Year 11 student Alma Grabrel, whose family came from Sudan to Australia as refugees, said she agreed with the war because ‘if Saddam Hussein was not stopped he would have killed more people with his weapons of mass destruction, like the weapons he has actually tested in my country’.

Year 12 student Dean Bowen said if you had a loved one in the army going to war then of course you wouldn’t want a war going on because he/she might not return, but if we’re going to protect our way of life then it’s just becoming a case of kill or be killed.

‘One minute you’re on a high and you turn on the TV and the World Trade Centre is in flames, so we’ve got to put a stop to it.’

The students said they had been getting their information about the war from newspapers and television.

After school they watched the news on television. Their friends were doing the same.

Curiously none said they were using the Internet to gather information.

‘It’s almost like watching a war movie at the moment,’ Dean said.

‘It’s like candy for the paparazzi,’ Kirby said.

‘They show you every single camera’s point of view and it’s hard to decipher what’s real and what’s just propaganda,’ she said.

But Ashlea said she believes there will be less war crimes committed by the US-led ‘coalition of the willing’ because of the television coverage.

‘In Vietnam, that picture of the little girl running naked and burnt, as soon as you see that picture you go, ‘oh my God’. Well America has to be very careful this time about that (committing war crimes).’

Student protesters didn’t get the backing of most of the group.

Andrew said the time for protesting was gone.

Once the war started the protests should have stopped, he said.

Dean went a step further.

‘They are just trouble-makers, out for a good time.
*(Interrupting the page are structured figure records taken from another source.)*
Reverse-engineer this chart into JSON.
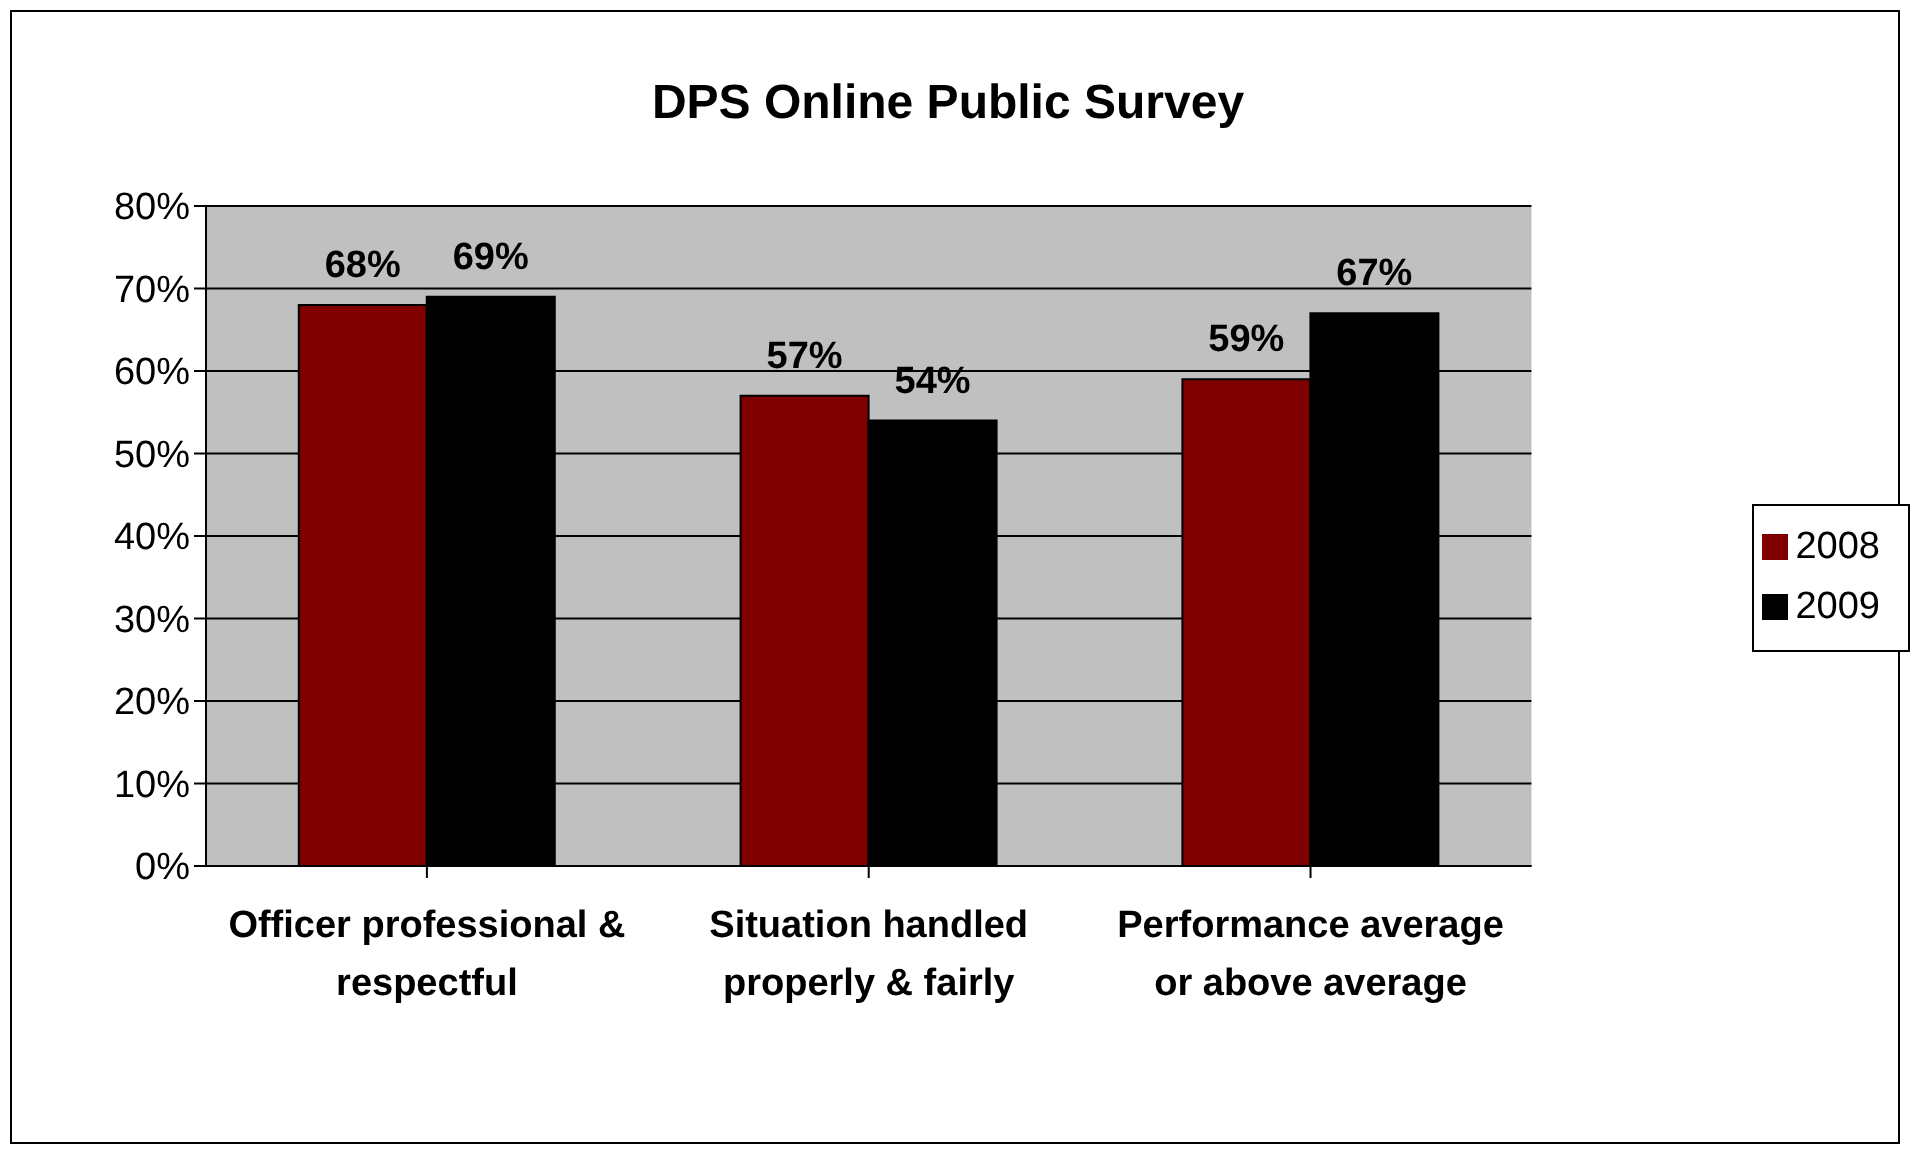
{
  "chart_data": {
    "type": "bar",
    "title": "DPS Online Public Survey",
    "categories": [
      "Officer professional & respectful",
      "Situation handled properly & fairly",
      "Performance average or above average"
    ],
    "series": [
      {
        "name": "2008",
        "color": "#800000",
        "values": [
          68,
          57,
          59
        ],
        "value_labels": [
          "68%",
          "57%",
          "59%"
        ]
      },
      {
        "name": "2009",
        "color": "#000000",
        "values": [
          69,
          54,
          67
        ],
        "value_labels": [
          "69%",
          "54%",
          "67%"
        ]
      }
    ],
    "ylim": [
      0,
      80
    ],
    "yticks": [
      {
        "value": 0,
        "label": "0%"
      },
      {
        "value": 10,
        "label": "10%"
      },
      {
        "value": 20,
        "label": "20%"
      },
      {
        "value": 30,
        "label": "30%"
      },
      {
        "value": 40,
        "label": "40%"
      },
      {
        "value": 50,
        "label": "50%"
      },
      {
        "value": 60,
        "label": "60%"
      },
      {
        "value": 70,
        "label": "70%"
      },
      {
        "value": 80,
        "label": "80%"
      }
    ],
    "grid": "y",
    "legend": "right"
  }
}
They didn’t even know what they were protesting about some of them,’ Dean said.

‘The most you can do is pray for the soldiers instead of protesting and saying bring them back home.’

The group said they worried that Australia might become a target for terrorists.

‘They targeted Australians in the Bali attack because I think maybe they were trying to frighten us in that way,’ Dean said.

‘They could bomb us at any time and we wouldn’t be ready for it.’